C2C Resources: Extending Credit 101

5 Jun

Making the decision to extend credit is about weighing the risks and deciding which ones you’re willing to take

Balance of justice,  C2C Resources Commercial Debt Collection AgencyHere’s what ‘they’ say: “For every $1 you have as a non-performing asset, you need $3 in new sales to offset its effect.”

Accounts Receivable is everything in business. That’s what makes a solid credit extension policy a must! Your bottom line depends on it.

Weighing your potential new customer’s intention to pay and his or her ability to pay is the crux of the matter.

That’s the purpose for a solid policy – to find those things out so you can make a wise decision. To do that, we suggest that you make the following 4 steps the foundation of your policy:

STEP ONE: The Credit App

The information gleaned on a credit app is invaluable. It’s critical information when starting the process of determining credit worthiness. And down the road, if trouble comes with your new customer, you’ll have a ton of verified information about him to help you resolve a debt more quickly.

Of course, the credit app is only as valuable as it is accurate. So, we advise our customers to keep credit apps up-to-date. If things change with the customer, make it your priority to update the credit app. We provide free credit applications for quick download.

STEP TWO: The Verification Process

To make sure you have accurate information on the credit app, you must verify it. Our Internal Worksheet Checklist will help you cover your bases, from verifying the corporate identity to pulling a credit report on the principals of the company and everything in between.

The verification process can take a couple days, but if you find your new client is reluctant to wait while you process the application or if you find discrepancies in the course of verification, they may have ulterior motives. Maybe they’re up to something – maybe they’re not. But if you choose to proceed anyway, you need to do so with caution.

STEP THREE: Credit Evaluation

With your information gathered, it’s time weigh the risks. From what you’ve learned, do you see payment habits that instill confidence? Does his income suggest he’s is able to pay? Do his assets suggest he has plenty to fall back on? Is it clear enough to you that his ability to pay and his intent to pay mean he will pay?

If you decide to take the risk, we recommend you keep the terms short initially. Over time, as your client’s history with you is built, you may wish to lengthen the terms.

You may find yourself on the fence with a new customer. Maybe you want to do business with them, but don’t feel good about extending credit. In that case, you can request a personal guarantee that will hold the individual as well as the company responsible for the debt. If they say no, so should you.

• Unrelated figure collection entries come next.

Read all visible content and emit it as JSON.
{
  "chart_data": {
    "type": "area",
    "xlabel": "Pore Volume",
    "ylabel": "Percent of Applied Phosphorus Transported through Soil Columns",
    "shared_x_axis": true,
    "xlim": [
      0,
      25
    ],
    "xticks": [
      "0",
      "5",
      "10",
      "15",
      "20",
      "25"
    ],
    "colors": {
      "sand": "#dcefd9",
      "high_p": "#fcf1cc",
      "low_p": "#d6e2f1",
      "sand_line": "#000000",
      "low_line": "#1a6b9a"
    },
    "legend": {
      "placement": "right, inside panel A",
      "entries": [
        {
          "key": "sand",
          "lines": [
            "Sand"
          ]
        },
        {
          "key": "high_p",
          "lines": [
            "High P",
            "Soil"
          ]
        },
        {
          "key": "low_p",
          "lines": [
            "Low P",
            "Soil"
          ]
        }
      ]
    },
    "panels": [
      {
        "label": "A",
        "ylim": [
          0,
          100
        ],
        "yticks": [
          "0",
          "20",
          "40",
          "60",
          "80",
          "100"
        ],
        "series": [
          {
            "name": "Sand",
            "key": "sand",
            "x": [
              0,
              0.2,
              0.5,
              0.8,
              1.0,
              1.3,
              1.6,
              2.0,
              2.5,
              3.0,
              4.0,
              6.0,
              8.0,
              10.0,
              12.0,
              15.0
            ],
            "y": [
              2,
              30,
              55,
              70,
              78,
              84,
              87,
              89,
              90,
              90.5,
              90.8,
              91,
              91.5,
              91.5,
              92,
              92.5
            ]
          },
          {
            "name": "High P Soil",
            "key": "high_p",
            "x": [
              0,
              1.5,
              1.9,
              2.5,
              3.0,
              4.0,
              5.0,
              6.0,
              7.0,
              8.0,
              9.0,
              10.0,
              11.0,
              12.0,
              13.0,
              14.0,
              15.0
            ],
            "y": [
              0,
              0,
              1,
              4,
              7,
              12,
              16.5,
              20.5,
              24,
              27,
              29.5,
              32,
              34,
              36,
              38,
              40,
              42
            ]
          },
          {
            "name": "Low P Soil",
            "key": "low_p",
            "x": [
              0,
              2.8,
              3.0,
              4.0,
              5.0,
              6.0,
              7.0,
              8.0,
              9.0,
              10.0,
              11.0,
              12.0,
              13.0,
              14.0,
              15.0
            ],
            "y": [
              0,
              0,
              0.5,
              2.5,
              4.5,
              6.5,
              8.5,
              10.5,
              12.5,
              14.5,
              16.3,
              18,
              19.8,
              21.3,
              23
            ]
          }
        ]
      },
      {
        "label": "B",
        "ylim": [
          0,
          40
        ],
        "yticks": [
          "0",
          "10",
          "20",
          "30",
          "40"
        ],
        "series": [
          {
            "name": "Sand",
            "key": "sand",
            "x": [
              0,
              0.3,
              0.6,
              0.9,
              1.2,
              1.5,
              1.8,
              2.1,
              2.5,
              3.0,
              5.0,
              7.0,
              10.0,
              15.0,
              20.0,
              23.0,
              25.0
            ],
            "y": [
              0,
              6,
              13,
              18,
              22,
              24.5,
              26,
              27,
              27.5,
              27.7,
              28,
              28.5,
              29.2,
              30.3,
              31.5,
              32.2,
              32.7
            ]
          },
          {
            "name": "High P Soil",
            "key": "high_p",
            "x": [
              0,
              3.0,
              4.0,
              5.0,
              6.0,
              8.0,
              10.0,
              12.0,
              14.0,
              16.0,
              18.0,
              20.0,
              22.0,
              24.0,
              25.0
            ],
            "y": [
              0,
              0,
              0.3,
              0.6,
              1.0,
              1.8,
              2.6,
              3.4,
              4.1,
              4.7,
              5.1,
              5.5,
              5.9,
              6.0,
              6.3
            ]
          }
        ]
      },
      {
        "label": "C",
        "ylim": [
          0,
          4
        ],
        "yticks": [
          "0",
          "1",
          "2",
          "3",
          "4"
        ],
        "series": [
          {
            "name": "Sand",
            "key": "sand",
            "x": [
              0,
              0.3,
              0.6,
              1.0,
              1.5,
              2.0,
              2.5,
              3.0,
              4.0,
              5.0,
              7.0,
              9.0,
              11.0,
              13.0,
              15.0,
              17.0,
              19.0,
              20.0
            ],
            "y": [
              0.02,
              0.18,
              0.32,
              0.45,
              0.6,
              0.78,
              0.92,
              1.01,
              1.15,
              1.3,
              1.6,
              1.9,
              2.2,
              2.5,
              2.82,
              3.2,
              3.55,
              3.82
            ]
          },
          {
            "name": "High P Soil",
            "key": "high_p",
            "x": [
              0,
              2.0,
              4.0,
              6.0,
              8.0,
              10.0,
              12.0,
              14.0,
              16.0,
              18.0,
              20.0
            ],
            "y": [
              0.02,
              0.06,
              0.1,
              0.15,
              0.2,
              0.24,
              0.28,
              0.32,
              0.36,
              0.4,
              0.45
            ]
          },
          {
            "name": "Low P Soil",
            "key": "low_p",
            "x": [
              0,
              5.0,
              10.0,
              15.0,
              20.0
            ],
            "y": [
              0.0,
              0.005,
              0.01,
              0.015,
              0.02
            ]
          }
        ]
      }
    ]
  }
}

STEP FOUR: Require a Down Payment

This isn’t a bad idea when you’re venturing into a new customer relationship. If you can get enough cash straight up to cover costs or capital outlay, you’ll be in a better place should the account turn sour. Down payments most often result in a vested customer who will follow through to the final payment. Over time, you may not need to continue requesting them.

The decision to extend credit is one of weighing risks. Armed with enough information, you’re more likely to make a wise choice.